The higher state spending results from $108.6 million in agency deficiencies, $65.6 million in lower than anticipated programmatic savings, $18.3 million for the HUSKY health plan and Medicaid expansion, $80 million for year 2000 computer conversions, $32 million for the timely payment of Medicaid billings, $40 million for additional payments to towns in lieu of property taxes, $8.5 million in additional property tax relief for the elderly, $1.7 million in food stamps for legal immigrants, $3 million for school books, $1.8 million for the University of Connecticut endowment fund, and $15.3 million in miscellaneous payment adjustments. In addition, $116 million will be used for tax rebates.
Higher than anticipated revenues more than offset the additional spending requirements. I am projecting that total General Fund revenues will end the year $795.3 million higher than budgeted. Net tax receipts are expected to end the year $789.1 million above the budget plan. This represents a gain of 11.5% over budget expectations, and a 7.7 % increase over last year's tax revenues. The largest contributors to the increased revenues are the income tax net of refunds ($550 million over budget), the sales tax ($80.5 million over budget), and the inheritance tax ($85.7 million over budget).
A strong national economy prevailed throughout the fiscal year, which propel tax receipts above budget expectations. Connecticut experienced a 2.1% rate of employment growth during Fiscal Year 1998, adding 33,900 jobs. Weekly earnings were unexpectedly strong, growing 4.4% over the year. The state's unemployment rate closed the fiscal year at a low 3.8%.
A surplus of $50.9 million is projected for the Transportation Fund. Pursuant to Section 3 of P.A. 97-309, $94.6 million of the Transportation Fund's surplus was appropriated to the State Treasurer for purposes of retiring outstanding special tax obligation indebtedness, leaving a fund balance of $20 million. It is projected that current year operations will increase this balance by $30.9 million after adjusting for an additional appropriation of $15 million for debt service in accordance with Section 41 of Special Act 98-6.

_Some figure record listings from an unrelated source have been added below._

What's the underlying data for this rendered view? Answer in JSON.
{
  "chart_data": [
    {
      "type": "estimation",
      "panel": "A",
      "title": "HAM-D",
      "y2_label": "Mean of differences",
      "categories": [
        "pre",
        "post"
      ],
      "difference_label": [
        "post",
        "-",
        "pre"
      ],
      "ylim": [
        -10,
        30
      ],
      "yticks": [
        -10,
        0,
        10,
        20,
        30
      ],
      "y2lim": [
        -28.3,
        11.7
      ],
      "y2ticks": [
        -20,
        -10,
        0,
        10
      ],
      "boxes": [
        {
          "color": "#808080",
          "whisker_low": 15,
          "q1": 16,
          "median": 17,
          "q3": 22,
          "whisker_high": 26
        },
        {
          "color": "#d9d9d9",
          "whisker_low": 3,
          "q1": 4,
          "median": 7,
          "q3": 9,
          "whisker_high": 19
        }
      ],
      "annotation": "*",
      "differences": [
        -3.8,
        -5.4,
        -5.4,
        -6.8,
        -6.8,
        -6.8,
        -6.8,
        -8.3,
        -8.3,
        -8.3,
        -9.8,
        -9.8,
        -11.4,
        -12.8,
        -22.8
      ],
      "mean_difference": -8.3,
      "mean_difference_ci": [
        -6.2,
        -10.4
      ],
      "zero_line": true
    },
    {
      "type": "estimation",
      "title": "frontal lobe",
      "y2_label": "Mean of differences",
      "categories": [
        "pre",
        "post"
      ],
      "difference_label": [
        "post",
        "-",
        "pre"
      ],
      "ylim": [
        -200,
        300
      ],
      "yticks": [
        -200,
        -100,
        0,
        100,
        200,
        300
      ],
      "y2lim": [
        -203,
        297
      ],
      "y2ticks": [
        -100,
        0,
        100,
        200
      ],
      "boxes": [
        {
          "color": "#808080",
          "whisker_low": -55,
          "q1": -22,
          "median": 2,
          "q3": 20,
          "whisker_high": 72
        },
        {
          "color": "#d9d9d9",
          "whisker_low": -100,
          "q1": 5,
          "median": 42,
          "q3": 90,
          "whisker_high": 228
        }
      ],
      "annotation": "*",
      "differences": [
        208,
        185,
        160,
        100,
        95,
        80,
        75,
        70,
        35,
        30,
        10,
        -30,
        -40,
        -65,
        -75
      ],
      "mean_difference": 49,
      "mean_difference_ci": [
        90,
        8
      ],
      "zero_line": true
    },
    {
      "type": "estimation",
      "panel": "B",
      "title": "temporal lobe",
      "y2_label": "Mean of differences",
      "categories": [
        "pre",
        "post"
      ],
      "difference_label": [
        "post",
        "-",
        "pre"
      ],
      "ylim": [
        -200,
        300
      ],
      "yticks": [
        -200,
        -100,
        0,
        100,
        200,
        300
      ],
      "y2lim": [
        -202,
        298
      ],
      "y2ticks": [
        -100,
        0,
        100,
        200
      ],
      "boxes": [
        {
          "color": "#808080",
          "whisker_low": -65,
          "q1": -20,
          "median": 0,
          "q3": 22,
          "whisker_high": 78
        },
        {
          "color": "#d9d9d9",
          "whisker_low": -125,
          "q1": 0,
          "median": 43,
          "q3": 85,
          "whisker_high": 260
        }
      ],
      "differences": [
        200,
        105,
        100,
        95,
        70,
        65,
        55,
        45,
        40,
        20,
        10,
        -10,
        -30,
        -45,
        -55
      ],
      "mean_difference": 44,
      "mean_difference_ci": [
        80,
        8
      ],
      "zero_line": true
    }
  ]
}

The General Fund projection contained in this report is based upon the modified cash basis of accounting used to formulate and execute the state budget, as currently required by state law. My office also publishes a Comprehensive Annual Financial Report prepared on a modified accrual basis as prescribed by Generally Accepted Accounting Principles (GAAP). The cumulative General Fund GAAP deficit as of June 30, 1997 is $670 million.
The difference between the budgetary and GAAP basis projections is primarily due to the recognition under GAAP of projected liabilities, revenues, and other items which will be outstanding at year end and which are not reflected in the modified cash basis currently used for budgetary reporting. The recognition of these adjustments under GAAP results in a more accurate statement of the General Fund's financial position.
If you have any questions, I will be pleased to discuss this report at your convenience.